Meskipun ada beberapa upaya untuk membatasi sistem sebanyak mungkin, generalisasi skor Nutrisi pada makanan ditolak dalam sidang Senat. Mayoritas yang cukup jelas – 212 suara mendukung dan 117 menentang – siap untuk menghapus artikel ini dari Undang-Undang Keuangan Jaminan Sosial (PLFSS) untuk tahun 2026.
Artikel tersebut, yang dimasukkan ke dalam Majelis Nasional atas prakarsa wakil Sosialis Sandrine Runel, bertujuan untuk mengenakan pajak pada perusahaan pertanian yang menolak untuk mengumumkan pajak tersebut pada produk mereka. Hal ini untuk mendorong tersebarnya kehadiran logo kecil ini, yang warnanya bervariasi tergantung kualitas nutrisi produk. Iuran yang dibayarkan kepada Jamsostek ditetapkan sebesar 5% dari omset tidak termasuk pajak perusahaan-perusahaan tersebut.
Dua amandemen, yang didukung oleh senator sayap kanan, pertama kali diadopsi untuk secara tegas mengecualikan produk-produk dengan kualitas yang sangat spesifik dari kewajiban ini, seperti penunjukan asal yang dilindungi (PDO), penunjukan asal yang dikendalikan (AOC), indikasi geografis yang dilindungi (PGI), produk Label Rouge atau bahkan “produk petani”. Memang benar, beberapa senator menyatakan kekhawatirannya bahwa ketentuan tersebut akan merugikan keju dari wilayah mereka atau produksi kecil dari peternakan keluarga.
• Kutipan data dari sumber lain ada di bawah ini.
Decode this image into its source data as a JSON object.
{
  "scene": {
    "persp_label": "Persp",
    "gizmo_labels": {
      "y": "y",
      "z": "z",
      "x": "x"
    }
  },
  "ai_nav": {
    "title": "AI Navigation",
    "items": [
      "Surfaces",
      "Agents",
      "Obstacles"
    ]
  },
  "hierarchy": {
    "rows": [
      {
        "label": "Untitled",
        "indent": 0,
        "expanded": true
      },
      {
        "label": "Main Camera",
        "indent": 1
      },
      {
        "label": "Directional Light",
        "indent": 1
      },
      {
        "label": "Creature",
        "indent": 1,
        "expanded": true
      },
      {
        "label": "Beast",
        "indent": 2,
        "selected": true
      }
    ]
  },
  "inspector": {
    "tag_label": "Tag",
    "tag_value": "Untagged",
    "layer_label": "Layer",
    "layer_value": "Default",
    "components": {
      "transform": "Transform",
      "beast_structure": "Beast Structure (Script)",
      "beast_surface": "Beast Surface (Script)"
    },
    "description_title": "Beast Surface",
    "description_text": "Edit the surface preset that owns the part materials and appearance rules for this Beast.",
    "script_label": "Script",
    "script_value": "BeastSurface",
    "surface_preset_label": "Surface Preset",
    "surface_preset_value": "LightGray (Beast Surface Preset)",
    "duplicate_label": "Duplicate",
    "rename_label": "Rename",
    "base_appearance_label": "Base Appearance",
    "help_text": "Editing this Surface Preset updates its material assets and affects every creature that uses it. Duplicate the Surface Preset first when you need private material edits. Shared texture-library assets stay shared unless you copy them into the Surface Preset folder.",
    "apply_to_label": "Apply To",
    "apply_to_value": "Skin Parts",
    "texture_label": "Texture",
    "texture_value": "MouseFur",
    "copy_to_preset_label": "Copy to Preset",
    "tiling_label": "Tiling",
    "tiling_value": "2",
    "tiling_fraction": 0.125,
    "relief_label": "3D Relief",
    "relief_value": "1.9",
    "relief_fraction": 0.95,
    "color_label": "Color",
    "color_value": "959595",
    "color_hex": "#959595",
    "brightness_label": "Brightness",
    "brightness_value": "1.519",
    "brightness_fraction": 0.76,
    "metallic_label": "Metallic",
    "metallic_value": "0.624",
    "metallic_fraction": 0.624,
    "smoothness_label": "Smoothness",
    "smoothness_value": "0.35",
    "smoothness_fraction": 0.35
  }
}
Artikel tersebut mengecualikan “produk yang memiliki tanda nasional atau Eropa” dari sistem. Terserah pemerintah untuk kemudian mencatatnya melalui keputusan. Namun, mengadopsi rincian baru dalam kata-katanya tidak cukup untuk meyakinkan senator yang berhaluan kanan. “Artikel tersebut diperkenalkan di Majelis Nasional tanpa berkonsultasi dengan departemen dan tidak berdiskusi dengan komunitas bisnis,” keluh Senator LR Frédérique Puissat.
Alat yang “mengubah perilaku ke arah yang benar”
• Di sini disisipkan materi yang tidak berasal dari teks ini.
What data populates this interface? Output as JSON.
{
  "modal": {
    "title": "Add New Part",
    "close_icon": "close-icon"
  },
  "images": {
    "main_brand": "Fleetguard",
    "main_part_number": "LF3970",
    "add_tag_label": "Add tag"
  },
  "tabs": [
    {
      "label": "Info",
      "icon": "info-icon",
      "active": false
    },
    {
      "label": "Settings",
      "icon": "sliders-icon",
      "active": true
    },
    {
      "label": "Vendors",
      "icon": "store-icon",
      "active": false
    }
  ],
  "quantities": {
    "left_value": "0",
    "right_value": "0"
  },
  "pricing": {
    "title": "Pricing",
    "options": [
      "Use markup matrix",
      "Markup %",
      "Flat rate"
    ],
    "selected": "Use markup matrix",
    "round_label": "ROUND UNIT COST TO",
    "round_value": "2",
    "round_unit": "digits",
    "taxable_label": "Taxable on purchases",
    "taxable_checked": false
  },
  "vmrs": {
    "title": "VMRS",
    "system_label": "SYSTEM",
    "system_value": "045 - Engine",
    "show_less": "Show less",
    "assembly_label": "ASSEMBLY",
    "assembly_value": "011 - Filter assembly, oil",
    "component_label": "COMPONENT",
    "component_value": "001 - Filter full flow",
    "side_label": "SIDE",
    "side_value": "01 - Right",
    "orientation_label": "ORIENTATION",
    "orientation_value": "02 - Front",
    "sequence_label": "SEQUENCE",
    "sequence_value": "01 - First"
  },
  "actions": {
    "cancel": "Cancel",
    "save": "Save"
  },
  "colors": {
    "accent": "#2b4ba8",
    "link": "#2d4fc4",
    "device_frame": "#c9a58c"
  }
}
Namun, minggu lalu mayoritas anggota Komite Urusan Sosial tampaknya mendukung artikel tersebut. Namun audiensi publik terkadang memiliki liku-liku tersendiri. Senator Bernard Jomier (Place publique), yang berprofesi sebagai dokter, mencoba beberapa kali untuk membujuk rekan-rekannya agar memberikan suara mendukung artikel tersebut.
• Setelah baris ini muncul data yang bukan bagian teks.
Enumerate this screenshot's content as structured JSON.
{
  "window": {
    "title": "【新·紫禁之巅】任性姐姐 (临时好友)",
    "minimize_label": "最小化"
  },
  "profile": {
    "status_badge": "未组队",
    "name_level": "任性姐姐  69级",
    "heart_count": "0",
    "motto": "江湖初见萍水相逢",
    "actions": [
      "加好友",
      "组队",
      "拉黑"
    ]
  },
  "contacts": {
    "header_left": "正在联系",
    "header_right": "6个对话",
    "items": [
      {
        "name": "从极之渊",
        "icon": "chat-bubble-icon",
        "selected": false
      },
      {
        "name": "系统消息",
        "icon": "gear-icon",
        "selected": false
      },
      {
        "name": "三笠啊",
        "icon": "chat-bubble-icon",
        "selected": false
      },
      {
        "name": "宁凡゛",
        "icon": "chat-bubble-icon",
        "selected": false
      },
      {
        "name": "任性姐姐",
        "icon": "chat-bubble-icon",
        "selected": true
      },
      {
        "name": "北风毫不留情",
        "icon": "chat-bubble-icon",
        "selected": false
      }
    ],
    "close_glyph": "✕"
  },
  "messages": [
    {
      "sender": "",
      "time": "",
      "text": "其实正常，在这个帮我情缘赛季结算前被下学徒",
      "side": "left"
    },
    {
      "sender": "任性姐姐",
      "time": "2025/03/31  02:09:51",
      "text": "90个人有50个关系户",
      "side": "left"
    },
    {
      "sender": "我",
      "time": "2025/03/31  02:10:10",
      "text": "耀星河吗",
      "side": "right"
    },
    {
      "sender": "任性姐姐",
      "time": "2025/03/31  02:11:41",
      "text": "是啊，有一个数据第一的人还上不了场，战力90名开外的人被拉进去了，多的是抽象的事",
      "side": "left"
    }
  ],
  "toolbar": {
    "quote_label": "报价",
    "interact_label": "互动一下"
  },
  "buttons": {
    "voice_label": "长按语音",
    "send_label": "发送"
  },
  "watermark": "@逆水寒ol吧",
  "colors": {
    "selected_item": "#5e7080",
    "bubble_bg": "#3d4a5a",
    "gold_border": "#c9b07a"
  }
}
Menurutnya, instrumen yang telah ada di rak kami selama hampir sepuluh tahun ini telah “diminta oleh Perancis” dan keefektifannya telah “terbukti secara luas”, karena skor Nutri “mengubah perilaku ke arah yang benar”. “Ada sereal sarapan yang sangat terkenal, yang diketahui semua anak, dan sebagai akibat dari perubahan skor Nutri yang diumumkan, komposisi sereal berubah menjadi kurang manis dan kurang berlemak,” dorongan senator dari Paris itu.
Pemerintah, pada bagiannya, mempertahankan penolakannya terhadap generalisasi wajib, yang mempunyai kesempatan untuk dilakukan di Majelis Nasional. Setelah menyayangkan Komisi Eropa yang tidak mau mengusulkan Nutri-score di tingkat pasar internal, Menteri Kesehatan Stéphanie Rist mengangkat risiko hukum terkait artikel ini. Menurutnya, pasal tersebut tidak sesuai dengan hukum Eropa. Keberatan juga diungkapkan oleh Komite Urusan Sosial.